Komisi XI Apresiasi Masukan Fintech untuk Revisi UU PPSK

Komisi XI Apresiasi Masukan Fintech untuk Revisi UU PPSK

Fajarasia.id – Komisi XI DPR RI mengapresiasi berbagai masukan dari asosiasi fintech terkait pembahasan revisi Undang-Undang Pengembangan dan Penguatan Sektor Keuangan (PPSK). Wakil Ketua Komisi XI DPR RI, Mohamad Haekal, menilai aspirasi tersebut mencerminkan dinamika nyata industri fintech, khususnya kebutuhan regulasi yang proporsional.

“Pesan dari teman-teman asosiasi jelas, jangan sampai regulasi terlalu ketat. Komisi XI terbuka terhadap masukan agar kebijakan yang dihasilkan aplikatif,” ujar Haekal dalam RDPU bersama AFPI, AFSI, ABI, dan PT Rekeningku Dotcom Indonesia di Senayan, Rabu (11/2/2025).

Haekal menekankan pentingnya komunikasi berkelanjutan antara DPR, regulator, dan pelaku industri, tidak hanya saat pembahasan undang-undang, tetapi juga dalam implementasi regulasi oleh OJK melalui POJK. Ia juga menegaskan perlunya kesepahaman sejak awal terkait materi yang diatur agar tidak menimbulkan hambatan.

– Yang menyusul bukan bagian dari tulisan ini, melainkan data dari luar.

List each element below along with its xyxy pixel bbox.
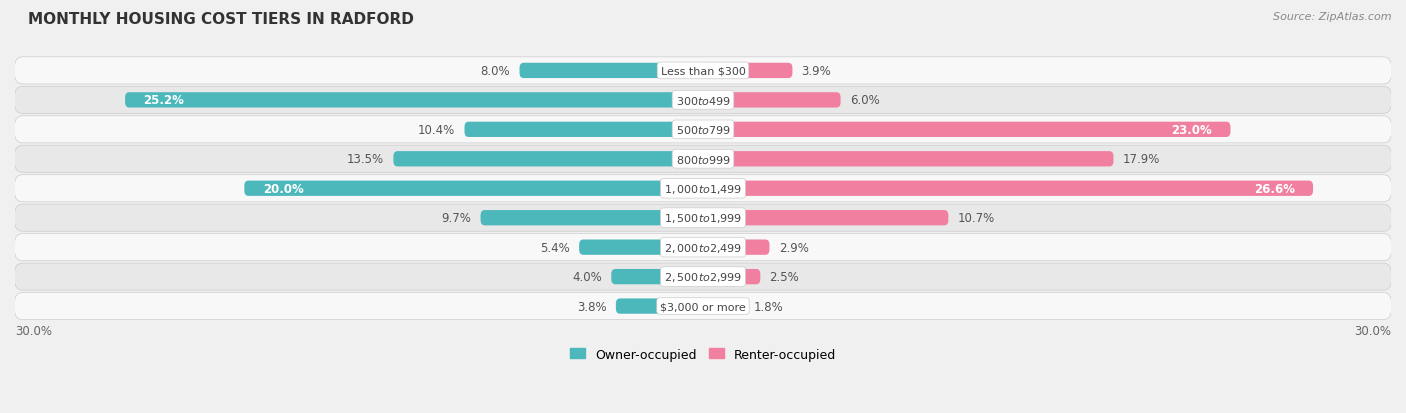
Text: 8.0%: 8.0% — [481, 65, 510, 78]
Text: 23.0%: 23.0% — [1171, 123, 1212, 136]
Text: $800 to $999: $800 to $999 — [675, 153, 731, 165]
Text: 10.7%: 10.7% — [957, 212, 995, 225]
FancyBboxPatch shape — [703, 211, 949, 226]
Text: 10.4%: 10.4% — [418, 123, 456, 136]
Text: 17.9%: 17.9% — [1122, 153, 1160, 166]
Text: $2,000 to $2,499: $2,000 to $2,499 — [664, 241, 742, 254]
Text: 6.0%: 6.0% — [849, 94, 880, 107]
FancyBboxPatch shape — [703, 240, 769, 255]
FancyBboxPatch shape — [464, 122, 703, 138]
FancyBboxPatch shape — [616, 299, 703, 314]
FancyBboxPatch shape — [14, 175, 1392, 202]
Text: Less than $300: Less than $300 — [661, 66, 745, 76]
Text: 26.6%: 26.6% — [1254, 182, 1295, 195]
Text: $1,000 to $1,499: $1,000 to $1,499 — [664, 182, 742, 195]
Text: $1,500 to $1,999: $1,500 to $1,999 — [664, 212, 742, 225]
Text: 30.0%: 30.0% — [1354, 325, 1391, 337]
FancyBboxPatch shape — [394, 152, 703, 167]
Text: 4.0%: 4.0% — [572, 271, 602, 283]
Text: 5.4%: 5.4% — [540, 241, 569, 254]
FancyBboxPatch shape — [612, 269, 703, 285]
Text: 25.2%: 25.2% — [143, 94, 184, 107]
FancyBboxPatch shape — [14, 234, 1392, 261]
FancyBboxPatch shape — [703, 299, 744, 314]
FancyBboxPatch shape — [703, 181, 1313, 197]
Text: $300 to $499: $300 to $499 — [675, 95, 731, 107]
Text: 13.5%: 13.5% — [347, 153, 384, 166]
FancyBboxPatch shape — [579, 240, 703, 255]
FancyBboxPatch shape — [14, 205, 1392, 232]
FancyBboxPatch shape — [14, 263, 1392, 290]
FancyBboxPatch shape — [14, 116, 1392, 144]
FancyBboxPatch shape — [245, 181, 703, 197]
FancyBboxPatch shape — [703, 269, 761, 285]
Text: Source: ZipAtlas.com: Source: ZipAtlas.com — [1274, 12, 1392, 22]
FancyBboxPatch shape — [14, 293, 1392, 320]
Text: 2.9%: 2.9% — [779, 241, 808, 254]
Text: 9.7%: 9.7% — [441, 212, 471, 225]
FancyBboxPatch shape — [14, 87, 1392, 114]
FancyBboxPatch shape — [703, 93, 841, 108]
FancyBboxPatch shape — [14, 58, 1392, 85]
FancyBboxPatch shape — [703, 64, 793, 79]
FancyBboxPatch shape — [520, 64, 703, 79]
FancyBboxPatch shape — [703, 152, 1114, 167]
FancyBboxPatch shape — [125, 93, 703, 108]
Text: $3,000 or more: $3,000 or more — [661, 301, 745, 311]
Legend: Owner-occupied, Renter-occupied: Owner-occupied, Renter-occupied — [565, 343, 841, 366]
Text: $500 to $799: $500 to $799 — [675, 124, 731, 136]
Text: 1.8%: 1.8% — [754, 300, 783, 313]
FancyBboxPatch shape — [481, 211, 703, 226]
Text: 3.8%: 3.8% — [576, 300, 606, 313]
Text: 2.5%: 2.5% — [769, 271, 799, 283]
Text: 3.9%: 3.9% — [801, 65, 831, 78]
Text: $2,500 to $2,999: $2,500 to $2,999 — [664, 271, 742, 283]
FancyBboxPatch shape — [703, 122, 1230, 138]
Text: 30.0%: 30.0% — [15, 325, 52, 337]
Text: 20.0%: 20.0% — [263, 182, 304, 195]
FancyBboxPatch shape — [14, 146, 1392, 173]
Text: MONTHLY HOUSING COST TIERS IN RADFORD: MONTHLY HOUSING COST TIERS IN RADFORD — [28, 12, 413, 27]
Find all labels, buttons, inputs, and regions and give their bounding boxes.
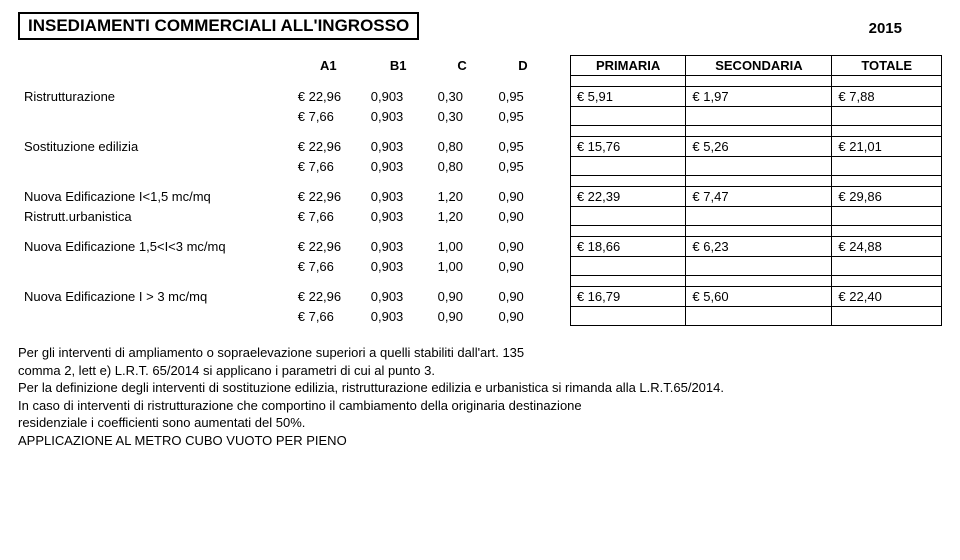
table-row: Sostituzione edilizia € 22,96 0,903 0,80…	[18, 137, 942, 157]
cell: 0,95	[492, 87, 553, 107]
cell: € 1,97	[686, 87, 832, 107]
col-c-header: C	[432, 56, 493, 76]
table-row: € 7,66 0,903 0,80 0,95	[18, 157, 942, 176]
cell: 0,90	[492, 237, 553, 257]
cell: 0,90	[492, 307, 553, 326]
cell: € 22,96	[292, 137, 365, 157]
table-row: € 7,66 0,903 0,30 0,95	[18, 107, 942, 126]
data-table: A1 B1 C D PRIMARIA SECONDARIA TOTALE Ris…	[18, 55, 942, 326]
cell: € 16,79	[570, 287, 686, 307]
cell: € 5,26	[686, 137, 832, 157]
row-label: Nuova Edificazione I > 3 mc/mq	[18, 287, 292, 307]
col-totale-header: TOTALE	[832, 56, 942, 76]
cell: 0,90	[432, 287, 493, 307]
footer-notes: Per gli interventi di ampliamento o sopr…	[18, 344, 942, 449]
cell: € 29,86	[832, 187, 942, 207]
cell: 0,90	[492, 257, 553, 276]
table-row: € 7,66 0,903 1,00 0,90	[18, 257, 942, 276]
row-label: Sostituzione edilizia	[18, 137, 292, 157]
table-row: € 7,66 0,903 0,90 0,90	[18, 307, 942, 326]
cell: € 6,23	[686, 237, 832, 257]
cell: 0,903	[365, 87, 432, 107]
cell: 0,903	[365, 257, 432, 276]
cell: 0,90	[432, 307, 493, 326]
cell: € 7,66	[292, 257, 365, 276]
cell: 0,903	[365, 287, 432, 307]
cell: € 22,96	[292, 237, 365, 257]
cell: 0,95	[492, 107, 553, 126]
row-label: Ristrutturazione	[18, 87, 292, 107]
cell: 0,903	[365, 237, 432, 257]
footer-line: Per la definizione degli interventi di s…	[18, 379, 942, 397]
cell: € 7,66	[292, 207, 365, 226]
header-row: A1 B1 C D PRIMARIA SECONDARIA TOTALE	[18, 56, 942, 76]
table-row: Ristrutturazione € 22,96 0,903 0,30 0,95…	[18, 87, 942, 107]
footer-line: In caso di interventi di ristrutturazion…	[18, 397, 942, 415]
cell: € 7,66	[292, 157, 365, 176]
cell: € 7,66	[292, 307, 365, 326]
cell: 0,80	[432, 137, 493, 157]
footer-line: comma 2, lett e) L.R.T. 65/2014 si appli…	[18, 362, 942, 380]
cell: 0,903	[365, 187, 432, 207]
cell: 1,20	[432, 207, 493, 226]
cell: 1,00	[432, 237, 493, 257]
cell: € 18,66	[570, 237, 686, 257]
cell: 1,00	[432, 257, 493, 276]
cell: 0,903	[365, 137, 432, 157]
cell: € 22,96	[292, 187, 365, 207]
row-label: Nuova Edificazione 1,5<I<3 mc/mq	[18, 237, 292, 257]
row-label: Nuova Edificazione I<1,5 mc/mq	[18, 187, 292, 207]
cell: 0,95	[492, 137, 553, 157]
col-a-header: A1	[292, 56, 365, 76]
cell: € 22,96	[292, 287, 365, 307]
cell: 0,903	[365, 157, 432, 176]
footer-line: residenziale i coefficienti sono aumenta…	[18, 414, 942, 432]
cell: € 5,60	[686, 287, 832, 307]
table-row: Nuova Edificazione 1,5<I<3 mc/mq € 22,96…	[18, 237, 942, 257]
cell: € 22,39	[570, 187, 686, 207]
cell: 1,20	[432, 187, 493, 207]
cell: 0,90	[492, 187, 553, 207]
cell: € 7,88	[832, 87, 942, 107]
cell: € 7,66	[292, 107, 365, 126]
cell: 0,30	[432, 87, 493, 107]
cell: 0,80	[432, 157, 493, 176]
cell: € 22,40	[832, 287, 942, 307]
col-d-header: D	[492, 56, 553, 76]
footer-line: APPLICAZIONE AL METRO CUBO VUOTO PER PIE…	[18, 432, 942, 450]
row-label: Ristrutt.urbanistica	[18, 207, 292, 226]
cell: € 21,01	[832, 137, 942, 157]
cell: € 15,76	[570, 137, 686, 157]
cell: € 7,47	[686, 187, 832, 207]
cell: 0,90	[492, 207, 553, 226]
cell: € 5,91	[570, 87, 686, 107]
page-title: INSEDIAMENTI COMMERCIALI ALL'INGROSSO	[18, 12, 419, 40]
col-secondaria-header: SECONDARIA	[686, 56, 832, 76]
cell: € 22,96	[292, 87, 365, 107]
cell: 0,30	[432, 107, 493, 126]
cell: € 24,88	[832, 237, 942, 257]
col-primaria-header: PRIMARIA	[570, 56, 686, 76]
cell: 0,903	[365, 207, 432, 226]
table-row: Nuova Edificazione I<1,5 mc/mq € 22,96 0…	[18, 187, 942, 207]
cell: 0,95	[492, 157, 553, 176]
table-row: Nuova Edificazione I > 3 mc/mq € 22,96 0…	[18, 287, 942, 307]
footer-line: Per gli interventi di ampliamento o sopr…	[18, 344, 942, 362]
cell: 0,90	[492, 287, 553, 307]
cell: 0,903	[365, 107, 432, 126]
col-b-header: B1	[365, 56, 432, 76]
table-row: Ristrutt.urbanistica € 7,66 0,903 1,20 0…	[18, 207, 942, 226]
cell: 0,903	[365, 307, 432, 326]
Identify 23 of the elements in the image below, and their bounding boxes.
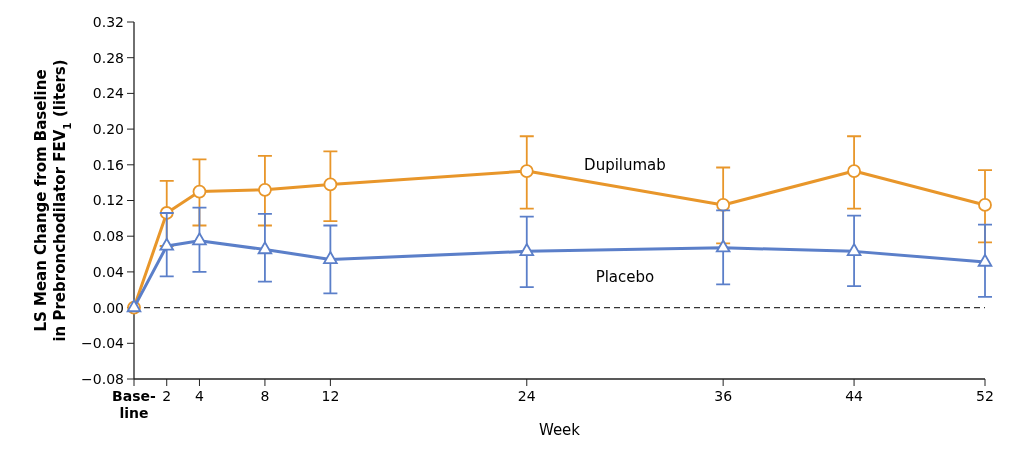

Menanggapi isu fintech ilegal dan pinjaman online, Haekal menegaskan praktik ilegal harus diberantas, sementara pelaku legal wajib menjaga kepercayaan publik. Ia juga menyoroti pentingnya regulasi yang mendukung fintech berbasis syariah maupun non-syariah agar tidak terhambat implementasinya.

Terkait pajak transaksi aset digital, Haekal menilai kebijakan pajak final justru memberi kepastian hukum bagi pelaku dan investor. “Pajak memberi kejelasan hukum terhadap harta yang mereka miliki melalui perdagangan kripto atau aset digital lainnya,” pungkasnya.